A happy people with few and simple pleasures," says the opening voice-over, as nine children appear, one after the other, through a crofthouse door. Commentators have dismissed Mackendrick’s comedy about the islanders of Todday as stereotypical, patronising and tame, but it is outrageously funny and highly subversive. In attempting to salvage 50,000 cases of whisky from a grounded ship, a criminal Celtic brotherhood outwit the English Home Guard captain. Mackendrick, a Presbyterian with a strong work ethic, fell out with producer Monja Danischewsky over the latter’s romantic vision of a remote community fighting foreign interference, but Danischewsky got his way and his vision was encapsulated in the American title Tight Little Island.
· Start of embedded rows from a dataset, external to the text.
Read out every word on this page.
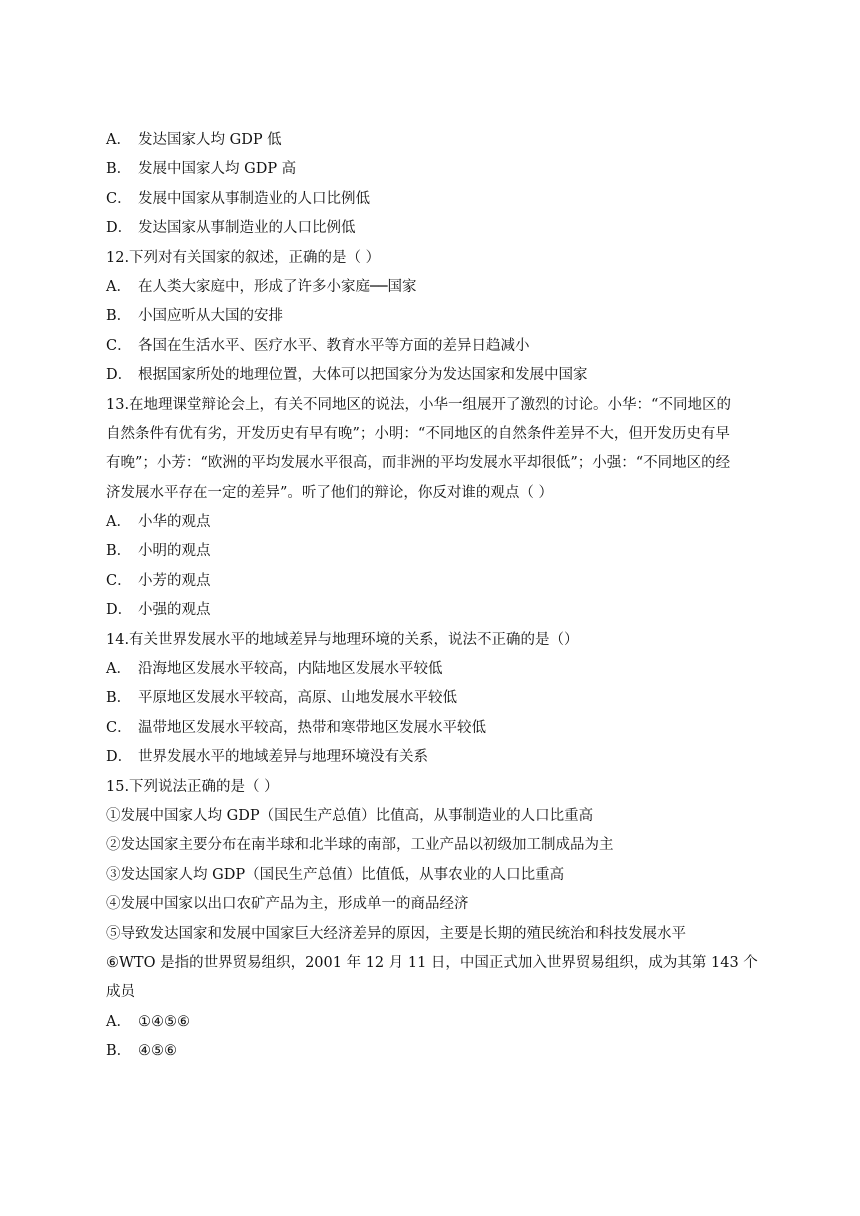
A． 发达国家人均 GDP 低
B． 发展中国家人均 GDP 高
C． 发展中国家从事制造业的人口比例低
D． 发达国家从事制造业的人口比例低
12.下列对有关国家的叙述，正确的是（ ）
A． 在人类大家庭中，形成了许多小家庭──国家
B． 小国应听从大国的安排
C． 各国在生活水平、医疗水平、教育水平等方面的差异日趋减小
D． 根据国家所处的地理位置，大体可以把国家分为发达国家和发展中国家
13.在地理课堂辩论会上，有关不同地区的说法，小华一组展开了激烈的讨论。小华：“不同地区的
自然条件有优有劣，开发历史有早有晚”；小明：“不同地区的自然条件差异不大，但开发历史有早
有晚”；小芳：“欧洲的平均发展水平很高，而非洲的平均发展水平却很低”；小强：“不同地区的经
济发展水平存在一定的差异”。听了他们的辩论，你反对谁的观点（ ）
A． 小华的观点
B． 小明的观点
C． 小芳的观点
D． 小强的观点
14.有关世界发展水平的地域差异与地理环境的关系，说法不正确的是（）
A． 沿海地区发展水平较高，内陆地区发展水平较低
B． 平原地区发展水平较高，高原、山地发展水平较低
C． 温带地区发展水平较高，热带和寒带地区发展水平较低
D． 世界发展水平的地域差异与地理环境没有关系
15.下列说法正确的是（ ）
①发展中国家人均 GDP（国民生产总值）比值高，从事制造业的人口比重高
②发达国家主要分布在南半球和北半球的南部，工业产品以初级加工制成品为主
③发达国家人均 GDP（国民生产总值）比值低，从事农业的人口比重高
④发展中国家以出口农矿产品为主，形成单一的商品经济
⑤导致发达国家和发展中国家巨大经济差异的原因，主要是长期的殖民统治和科技发展水平
⑥WTO 是指的世界贸易组织，2001 年 12 月 11 日，中国正式加入世界贸易组织，成为其第 143 个
成员
A． ①④⑤⑥
B． ④⑤⑥
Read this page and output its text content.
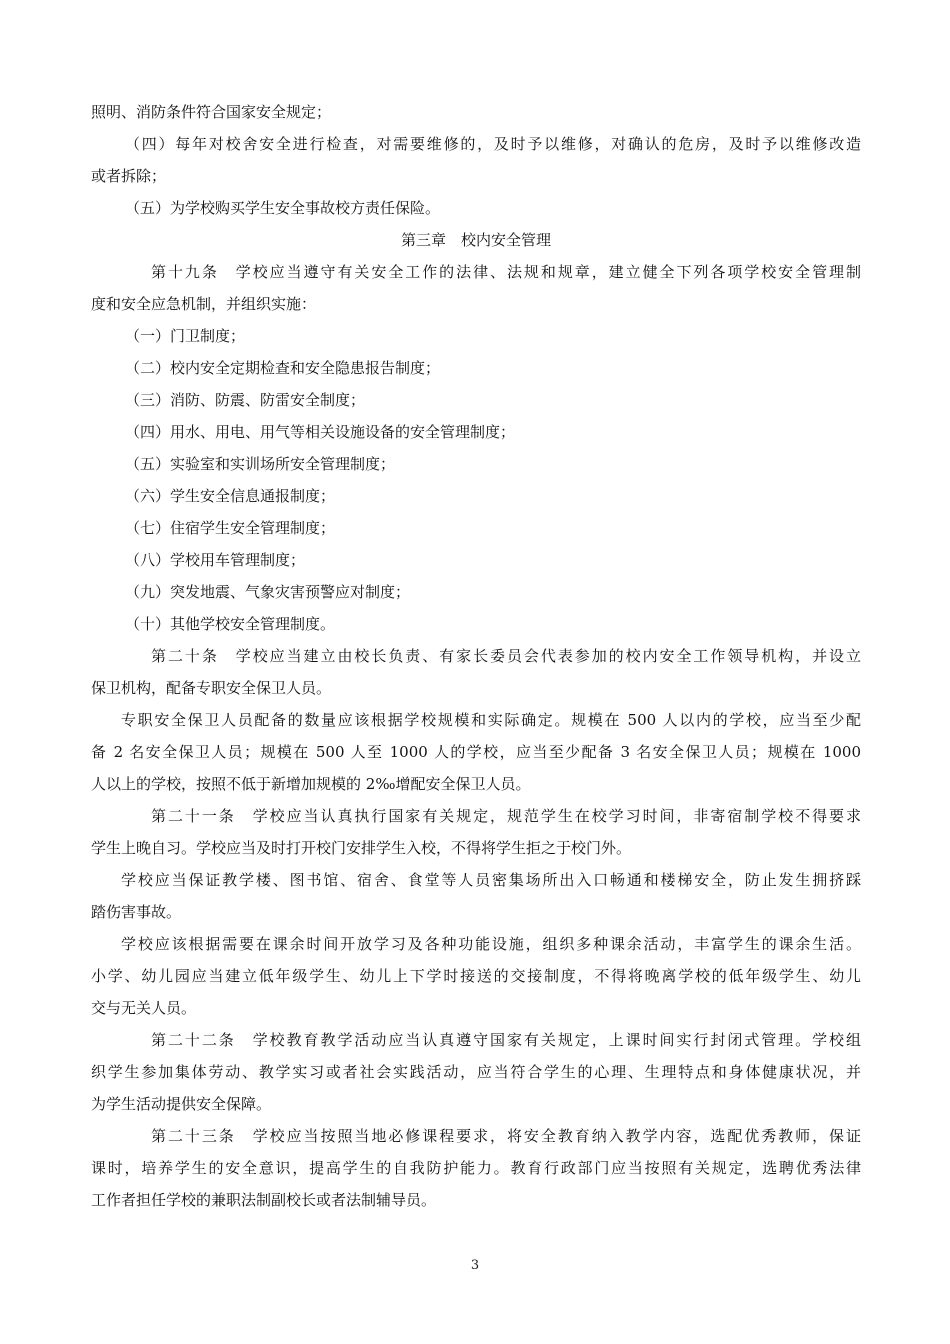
照明、消防条件符合国家安全规定；
（四）每年对校舍安全进行检查，对需要维修的，及时予以维修，对确认的危房，及时予以维修改造
或者拆除；
（五）为学校购买学生安全事故校方责任保险。
第三章　校内安全管理
第十九条　学校应当遵守有关安全工作的法律、法规和规章，建立健全下列各项学校安全管理制
度和安全应急机制，并组织实施：
（一）门卫制度；
（二）校内安全定期检查和安全隐患报告制度；
（三）消防、防震、防雷安全制度；
（四）用水、用电、用气等相关设施设备的安全管理制度；
（五）实验室和实训场所安全管理制度；
（六）学生安全信息通报制度；
（七）住宿学生安全管理制度；
（八）学校用车管理制度；
（九）突发地震、气象灾害预警应对制度；
（十）其他学校安全管理制度。
第二十条　学校应当建立由校长负责、有家长委员会代表参加的校内安全工作领导机构，并设立
保卫机构，配备专职安全保卫人员。
专职安全保卫人员配备的数量应该根据学校规模和实际确定。规模在 500 人以内的学校，应当至少配
备 2 名安全保卫人员；规模在 500 人至 1000 人的学校，应当至少配备 3 名安全保卫人员；规模在 1000
人以上的学校，按照不低于新增加规模的 2‰增配安全保卫人员。
第二十一条　学校应当认真执行国家有关规定，规范学生在校学习时间，非寄宿制学校不得要求
学生上晚自习。学校应当及时打开校门安排学生入校，不得将学生拒之于校门外。
学校应当保证教学楼、图书馆、宿舍、食堂等人员密集场所出入口畅通和楼梯安全，防止发生拥挤踩
踏伤害事故。
学校应该根据需要在课余时间开放学习及各种功能设施，组织多种课余活动，丰富学生的课余生活。
小学、幼儿园应当建立低年级学生、幼儿上下学时接送的交接制度，不得将晚离学校的低年级学生、幼儿
交与无关人员。
第二十二条　学校教育教学活动应当认真遵守国家有关规定，上课时间实行封闭式管理。学校组
织学生参加集体劳动、教学实习或者社会实践活动，应当符合学生的心理、生理特点和身体健康状况，并
为学生活动提供安全保障。
第二十三条　学校应当按照当地必修课程要求，将安全教育纳入教学内容，选配优秀教师，保证
课时，培养学生的安全意识，提高学生的自我防护能力。教育行政部门应当按照有关规定，选聘优秀法律
工作者担任学校的兼职法制副校长或者法制辅导员。
3
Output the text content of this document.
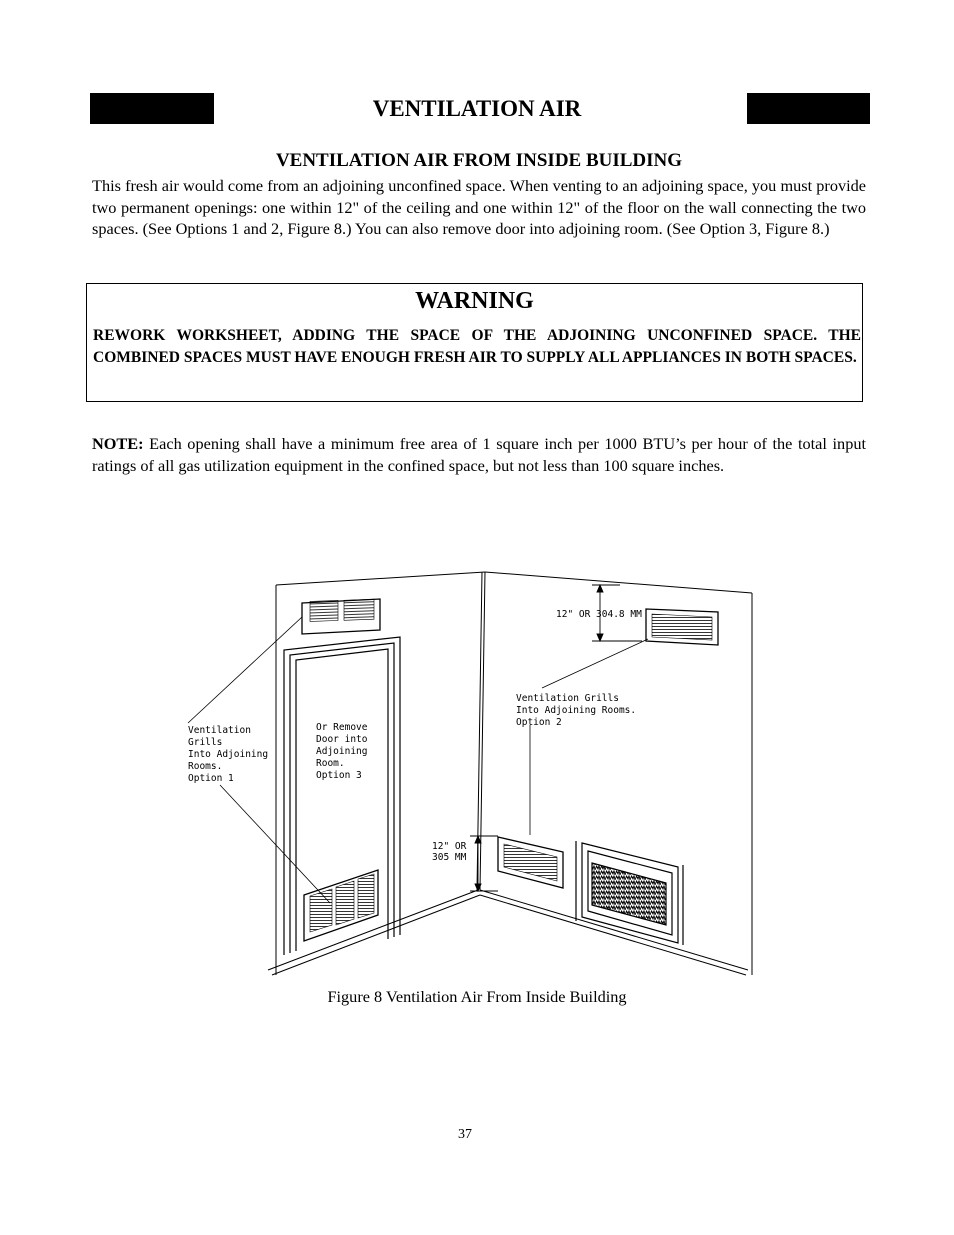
VENTILATION AIR
VENTILATION AIR FROM INSIDE BUILDING
This fresh air would come from an adjoining unconfined space. When venting to an adjoining space, you must provide two permanent openings: one within 12" of the ceiling and one within 12" of the floor on the wall connecting the two spaces. (See Options 1 and 2, Figure 8.) You can also remove door into adjoining room. (See Option 3, Figure 8.)
WARNING
REWORK WORKSHEET, ADDING THE SPACE OF THE ADJOINING UNCONFINED SPACE. THE COMBINED SPACES MUST HAVE ENOUGH FRESH AIR TO SUPPLY ALL APPLIANCES IN BOTH SPACES.
NOTE: Each opening shall have a minimum free area of 1 square inch per 1000 BTU’s per hour of the total input ratings of all gas utilization equipment in the confined space, but not less than 100 square inches.
Ventilation
Grills
Into Adjoining
Rooms.
Option 1
Or Remove
Door into
Adjoining
Room.
Option 3
Ventilation Grills
Into Adjoining Rooms.
Option 2
12" OR 304.8 MM
12" OR
305 MM
Figure 8 Ventilation Air From Inside Building
37
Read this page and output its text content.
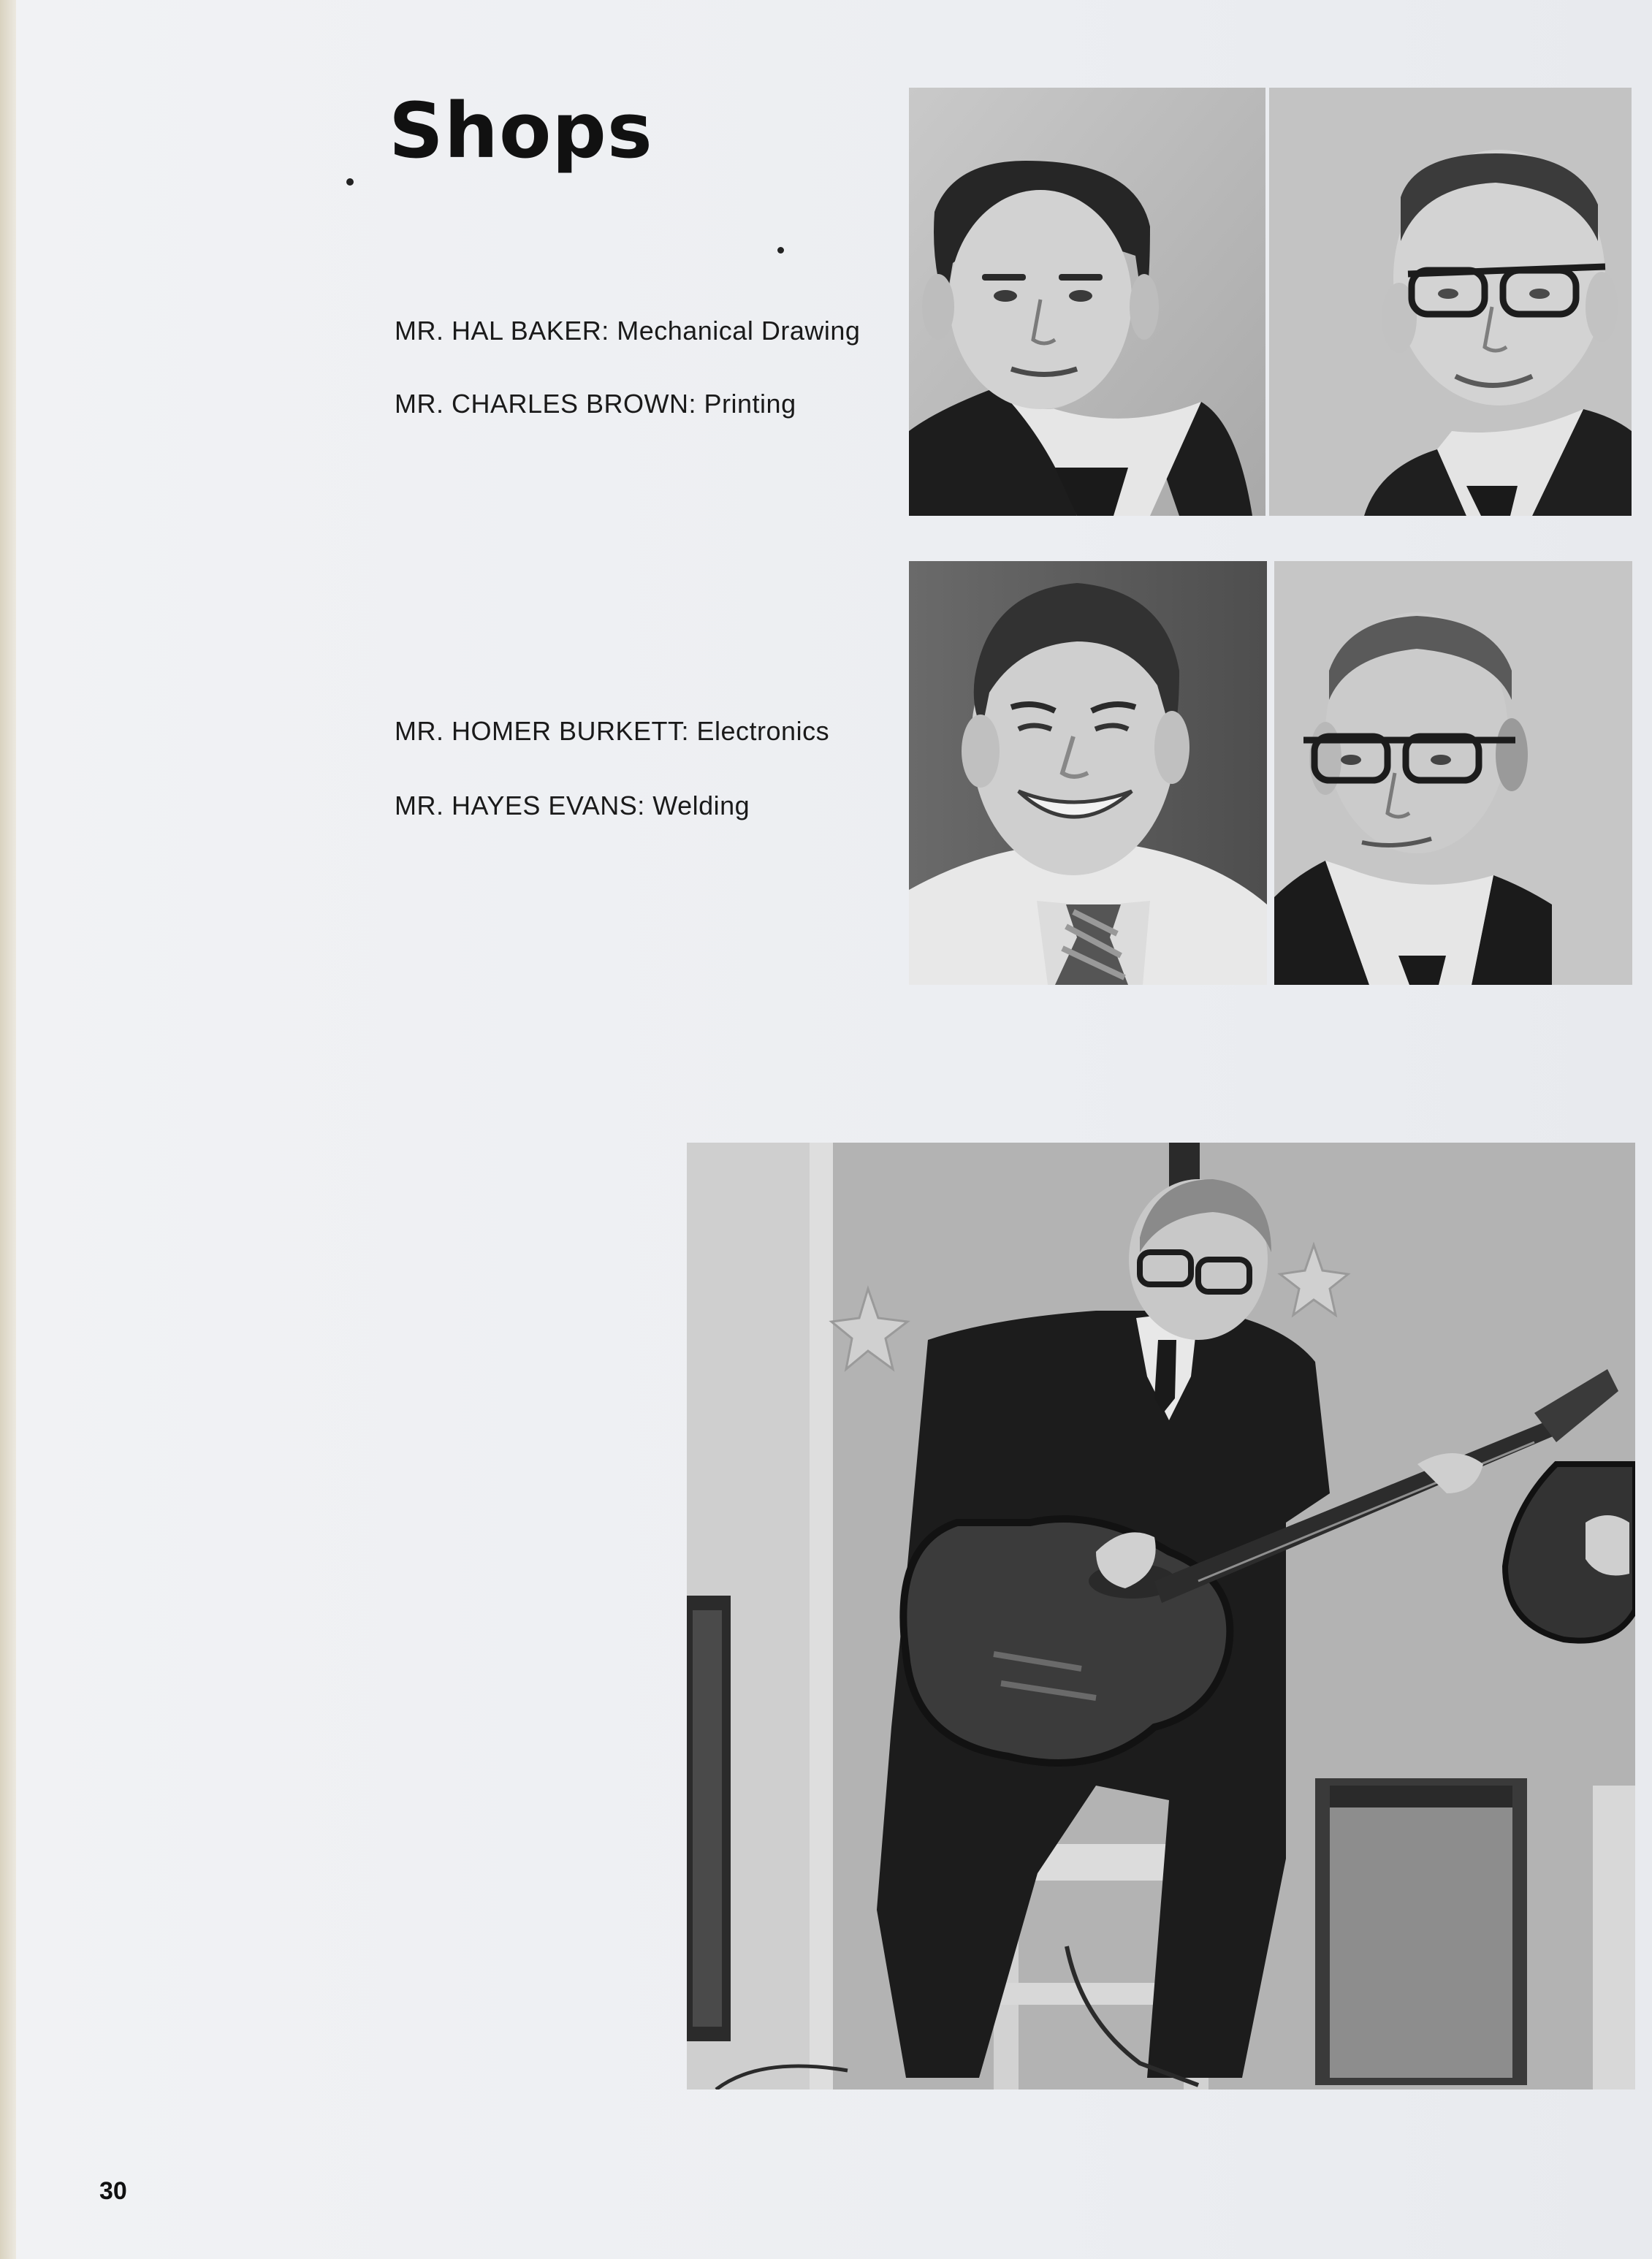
Shops
MR. HAL BAKER: Mechanical Drawing
MR. CHARLES BROWN: Printing
MR. HOMER BURKETT: Electronics
MR. HAYES EVANS: Welding
30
Novelist Compton Mackenzie was inspired by the grounding of the SS Politician off Eriskay, but it was only because Ealing was full that cast and crew made the long trip to shoot on location on Barra, adding greatly to the film’s character.
BoB
Whisky Galore - drinking song
Aye how I laughed at this film, even though it was dated by the time I saw it
Lorries can run on Whisky you know back then!
Full Tilt Boogie
Grand stuff this film!
I know divers who claim that they can still 'lay their hands on a few bottles...' from the cache ;)
BoB
There would be very few bottles left down there now.
Last ones taken out went for a small fortune.
The bottles had cork stoppers and sea water has got into them.